Gordy C. Parkhurst was denied many of the things in early life that come to define us as adults: an education, a family, a normal adolescence, the ability to communicate.

As an adult, Parkhurst worked hard to overcome the profound gaps in his life, friends say. He did have setbacks and peccadillos, but those who knew Parkhurst say his life in a group home in Uptown was filled with things and people that brought him joy. His couch was proudly Vikings purple. His body was decorated with life-affirming tattoos.
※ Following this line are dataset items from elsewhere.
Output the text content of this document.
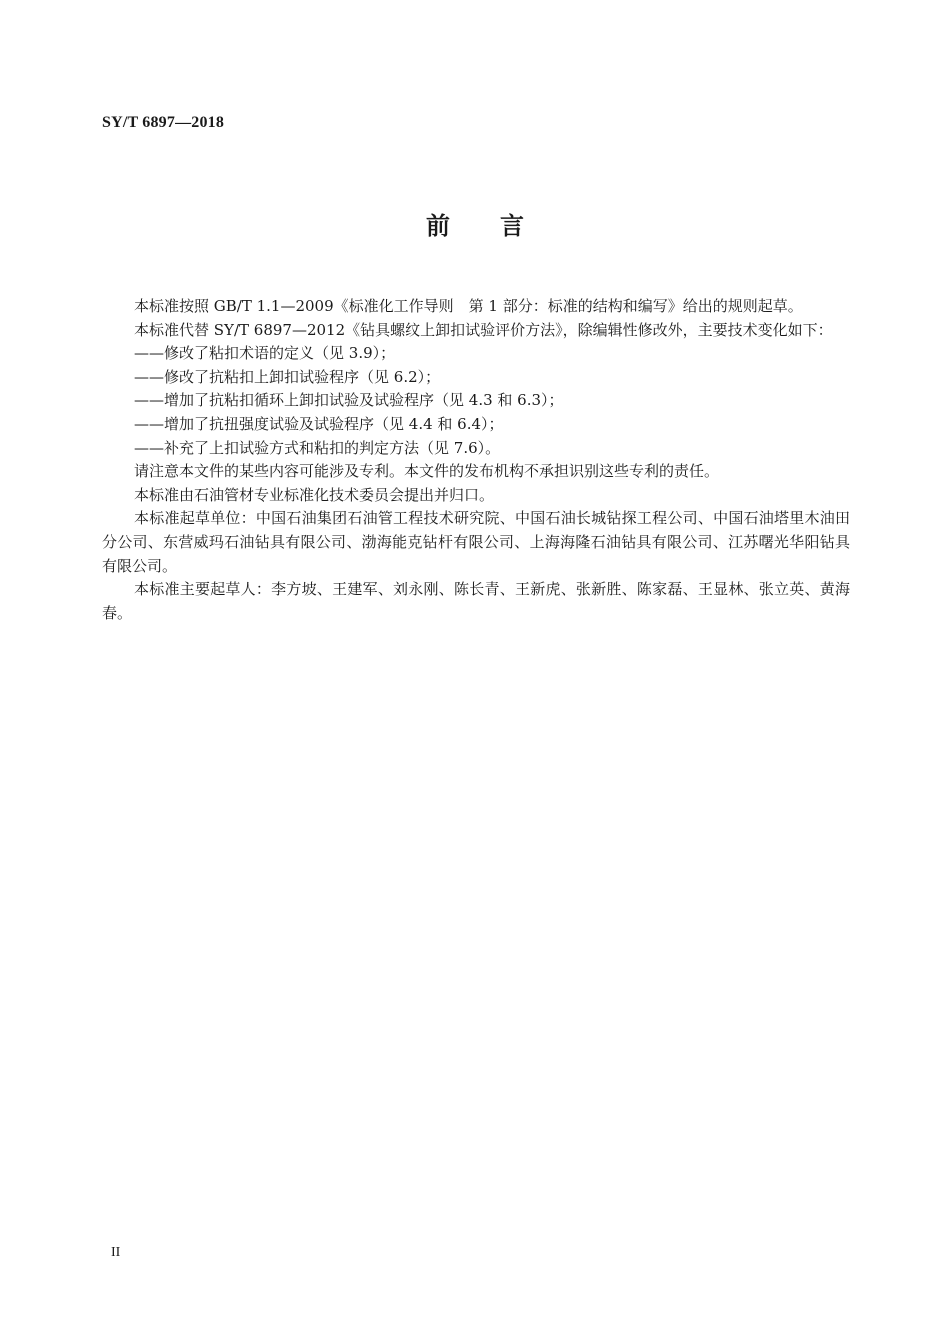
SY/T 6897—2018
前言

本标准按照 GB/T 1.1—2009《标准化工作导则　第 1 部分：标准的结构和编写》给出的规则起草。

本标准代替 SY/T 6897—2012《钻具螺纹上卸扣试验评价方法》，除编辑性修改外，主要技术变化如下：

——修改了粘扣术语的定义（见 3.9）；

——修改了抗粘扣上卸扣试验程序（见 6.2）；

——增加了抗粘扣循环上卸扣试验及试验程序（见 4.3 和 6.3）；

——增加了抗扭强度试验及试验程序（见 4.4 和 6.4）；

——补充了上扣试验方式和粘扣的判定方法（见 7.6）。

请注意本文件的某些内容可能涉及专利。本文件的发布机构不承担识别这些专利的责任。

本标准由石油管材专业标准化技术委员会提出并归口。

本标准起草单位：中国石油集团石油管工程技术研究院、中国石油长城钻探工程公司、中国石油塔里木油田分公司、东营威玛石油钻具有限公司、渤海能克钻杆有限公司、上海海隆石油钻具有限公司、江苏曙光华阳钻具有限公司。

本标准主要起草人：李方坡、王建军、刘永刚、陈长青、王新虎、张新胜、陈家磊、王显林、张立英、黄海春。

II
His neighbors were members of the deaf community, just like him.

It's impossible to say how Parkhurst's life would have turned out if he'd been identified as deaf when he was a child, but that did not happen. Instead he was forced to spend nearly all of his first four decades of life in state institutions, until changes in the 1970s and '80s in society's attitudes about institutionalization allowed his release.
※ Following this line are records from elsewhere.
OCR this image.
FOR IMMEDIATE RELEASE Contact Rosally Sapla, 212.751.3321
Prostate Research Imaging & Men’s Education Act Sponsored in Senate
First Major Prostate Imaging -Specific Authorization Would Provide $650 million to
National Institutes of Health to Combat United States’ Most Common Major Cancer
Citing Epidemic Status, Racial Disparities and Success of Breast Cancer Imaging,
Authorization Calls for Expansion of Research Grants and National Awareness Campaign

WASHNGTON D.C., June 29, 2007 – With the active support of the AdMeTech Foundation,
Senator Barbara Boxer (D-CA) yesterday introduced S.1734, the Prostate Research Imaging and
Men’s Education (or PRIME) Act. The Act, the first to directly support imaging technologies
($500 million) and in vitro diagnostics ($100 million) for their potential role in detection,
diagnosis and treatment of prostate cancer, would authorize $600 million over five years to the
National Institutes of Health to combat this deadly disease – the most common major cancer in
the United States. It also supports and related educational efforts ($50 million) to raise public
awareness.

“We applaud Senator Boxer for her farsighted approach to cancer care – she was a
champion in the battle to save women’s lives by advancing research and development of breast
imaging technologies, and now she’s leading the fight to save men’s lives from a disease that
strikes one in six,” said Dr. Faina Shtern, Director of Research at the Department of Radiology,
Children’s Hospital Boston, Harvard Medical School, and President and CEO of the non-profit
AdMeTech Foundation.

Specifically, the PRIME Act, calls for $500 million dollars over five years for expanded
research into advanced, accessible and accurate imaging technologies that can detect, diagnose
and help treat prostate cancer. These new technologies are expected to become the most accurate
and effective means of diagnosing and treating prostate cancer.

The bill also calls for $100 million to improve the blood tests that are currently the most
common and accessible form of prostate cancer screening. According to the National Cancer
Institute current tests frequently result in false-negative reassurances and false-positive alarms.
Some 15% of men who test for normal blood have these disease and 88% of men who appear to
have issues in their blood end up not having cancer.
Parkhurst died from pneumonia Nov. 9 at the age of 73, having essentially lived two lives. Neither one was easy.

He was committed to his first state institution in 1948, at the age of 2½. No one at the time realized he had gone deaf from an illness. Instead, doctors fixated on his lack of responsiveness and his tendency to crawl backward, which became the basis for his civil commitment for what was then called mental retardation, said attorney Elizabeth Carlson, who worked to get Parkhurst released.
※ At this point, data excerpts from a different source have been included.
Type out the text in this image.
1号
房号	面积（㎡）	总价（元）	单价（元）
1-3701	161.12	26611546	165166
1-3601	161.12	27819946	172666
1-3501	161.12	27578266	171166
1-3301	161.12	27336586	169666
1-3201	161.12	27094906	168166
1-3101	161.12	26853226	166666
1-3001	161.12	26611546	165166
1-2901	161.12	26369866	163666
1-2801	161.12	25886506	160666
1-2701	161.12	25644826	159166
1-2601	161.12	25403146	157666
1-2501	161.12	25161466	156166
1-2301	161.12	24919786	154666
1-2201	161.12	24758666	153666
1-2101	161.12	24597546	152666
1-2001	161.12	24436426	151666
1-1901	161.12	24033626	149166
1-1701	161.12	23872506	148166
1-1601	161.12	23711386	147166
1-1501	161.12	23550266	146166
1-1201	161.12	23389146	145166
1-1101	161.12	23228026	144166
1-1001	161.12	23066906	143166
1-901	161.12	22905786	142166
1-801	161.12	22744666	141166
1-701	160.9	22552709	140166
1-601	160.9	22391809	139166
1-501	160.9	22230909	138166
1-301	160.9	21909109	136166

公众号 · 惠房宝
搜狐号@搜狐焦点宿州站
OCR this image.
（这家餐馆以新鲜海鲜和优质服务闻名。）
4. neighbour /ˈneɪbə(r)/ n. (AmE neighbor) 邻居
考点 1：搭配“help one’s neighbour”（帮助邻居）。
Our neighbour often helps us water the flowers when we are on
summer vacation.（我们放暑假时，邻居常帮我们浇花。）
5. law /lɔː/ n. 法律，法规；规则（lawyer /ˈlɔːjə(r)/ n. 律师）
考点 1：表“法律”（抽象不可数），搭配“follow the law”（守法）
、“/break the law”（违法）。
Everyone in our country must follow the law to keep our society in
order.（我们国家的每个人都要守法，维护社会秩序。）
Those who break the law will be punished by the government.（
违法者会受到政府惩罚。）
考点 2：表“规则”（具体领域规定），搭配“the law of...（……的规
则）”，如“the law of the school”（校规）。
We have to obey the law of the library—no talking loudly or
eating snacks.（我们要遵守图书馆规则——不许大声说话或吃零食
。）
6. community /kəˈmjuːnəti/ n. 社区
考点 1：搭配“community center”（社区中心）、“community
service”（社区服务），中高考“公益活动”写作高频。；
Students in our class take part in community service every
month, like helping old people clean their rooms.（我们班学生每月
"There was a lot of pressure from the county on committing him," said Carlson, who was still a law student when she met Parkhurst. "Other families got that kind of pressure and did not commit their children. But a lot did. In the 1950s, a lot of children were committed to the state hospitals."

The first time Carlson met Parkhurst at Cambridge State Hospital in 1985, his arms, legs and head were strapped down in restraints because, she was told, he had stolen a box of cereal for breakfast.

"When I met Gordy, there was nothing hard core or dangerous about him. I could see the intelligence shining in his eyes," she said. Testing with a psychologist eventually confirmed that Parkhurst had normal intelligence, though it took a bevy of attorneys to overcome the institutional resistance to freeing him, in 1988.

Once freed, Parkhurst had a lifetime's worth of catching up to do — not just learning to use devices like computers and text-based telephones, but learning to read. He was taught American Sign Language for the first time, and found acceptance among the deaf community. He discovered he had Oneida American Indian heritage, and found support from that community as well.

He never learned society's norms while institutionalized, leading to inappropriate expressions of sexual interest, like exposing himself. He also emerged from the institutions with racism. In both situations, he quickly changed once educated, said Dawn Rootness, his court-appointed advocate since 2007.

"He learned to trust people," Rootness said. "I don't think any of the caretakers in his life ever let him down. He brought out the best part of you — no way in hell were you going to let this guy down."

He learned that he loved Vikings football and professional wrestling — photos displayed at his Nov. 16 memorial show him meeting Hulk Hogan, and attending Vikings training camp in Mankato. Parkhurst loved kittens and coffee made just his way. Kent Rizner, a longtime caregiver, said Parkhurst could be stubborn about things he had no control over while institutionalized.

Said Rizner, "He would not eat lunch at 12 — he didn't want to follow that. 'I'm going to eat lunch at 2. And I'm not going to go to bed at 10, I'm going to go to bed at 3 a.m. And then I'm going to wake up at 7, early.' And he'd take little naps. He wanted to control what he wanted to do."

Services for Parkhurst have been held.